PHOTO: Iranian prisoner Bilal Abdullah, just before he escaped hanging at last minute when victim’s mother interceded, April 2014

Fars News, the outlet of Iran’s Revolutionary Guards, offers a fine example this morning of editing: it highlights a report on the death penalty to condemn other countries while keeping Tehran out of the spotlight.

Fars headlines, “Amnesty Warns Against ‘Alarming Rise’ in Death Sentences”:

Egypt and Nigeria accounted for an “alarming rise” in the number of death sentences handed out around the world in 2014, Amnesty International said Wednesday.”
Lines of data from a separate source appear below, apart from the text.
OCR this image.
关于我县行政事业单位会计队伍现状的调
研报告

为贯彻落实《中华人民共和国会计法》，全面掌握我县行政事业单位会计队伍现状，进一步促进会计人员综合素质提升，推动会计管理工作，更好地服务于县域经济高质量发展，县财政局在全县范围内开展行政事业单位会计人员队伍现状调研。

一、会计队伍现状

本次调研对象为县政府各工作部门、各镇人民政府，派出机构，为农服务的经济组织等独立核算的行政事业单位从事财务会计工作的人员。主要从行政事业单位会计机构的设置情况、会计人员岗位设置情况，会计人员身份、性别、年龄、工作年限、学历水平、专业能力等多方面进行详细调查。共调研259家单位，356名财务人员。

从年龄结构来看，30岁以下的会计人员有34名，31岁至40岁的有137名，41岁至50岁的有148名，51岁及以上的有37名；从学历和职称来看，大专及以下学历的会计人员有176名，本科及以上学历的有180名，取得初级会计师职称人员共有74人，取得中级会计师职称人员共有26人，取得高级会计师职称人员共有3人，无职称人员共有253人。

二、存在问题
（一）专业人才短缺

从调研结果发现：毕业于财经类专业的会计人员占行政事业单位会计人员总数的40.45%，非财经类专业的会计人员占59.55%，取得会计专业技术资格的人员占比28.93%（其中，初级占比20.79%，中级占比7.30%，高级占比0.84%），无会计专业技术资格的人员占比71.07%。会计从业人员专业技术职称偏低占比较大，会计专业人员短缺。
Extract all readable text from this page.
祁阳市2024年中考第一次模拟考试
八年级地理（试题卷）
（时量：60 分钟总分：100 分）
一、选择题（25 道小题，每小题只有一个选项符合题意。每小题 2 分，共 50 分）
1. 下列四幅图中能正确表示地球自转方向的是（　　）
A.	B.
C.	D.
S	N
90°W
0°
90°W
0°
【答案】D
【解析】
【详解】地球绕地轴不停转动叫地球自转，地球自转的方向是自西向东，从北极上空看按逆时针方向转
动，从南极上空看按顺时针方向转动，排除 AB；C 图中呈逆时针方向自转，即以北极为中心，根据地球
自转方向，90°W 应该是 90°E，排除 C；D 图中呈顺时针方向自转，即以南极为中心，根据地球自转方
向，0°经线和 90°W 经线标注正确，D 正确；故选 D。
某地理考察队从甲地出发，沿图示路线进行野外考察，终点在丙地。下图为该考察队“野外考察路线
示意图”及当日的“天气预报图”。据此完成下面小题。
“It’s a very worrying development in 2014 that there has been this increase in death sentences,” Audrey Gaughran, Amnesty’s director of global issues, [said]. “The death penalty isn’t justice.”

Amnesty’s report does express specific concern about Egypt and Nigeria, where courts have imposed mass death sentences in some trials. However, it also has this passage about executions that have actually been carried out:

The Iranian government claims it executed 289 people in 2014; reliable sources inform us that the figure is at least 743. Executions were sometimes carried out in secret, with some prisoners’ family and lawyers finding out afterwards, and the Iranian government refusing to return their loved one’s body.

At least 14 people executed by Iran last year were under 18 at the time their crime was allegedly committed – Iran continues to ignore international laws that outlaw executing juvenile offenders.

The Iranian authorities executed numerous prisoners for “non-serious” crimes — such as drugs offences, “insulting the prophet”, “enmity against God”, and being a member of an armed opposition group. Many trials that resulted in death sentences did not meet international standards for fair trials.

Somehow, Fars overlooks these executions — in comparison to about 15 in Egypt in 2014 and none in Nigeria — as it quotes Amnesty’s Gaughran, “There is no evidence that the death penalty is any more of a deterrent to violent crime or terrorism than other forms of punishment.”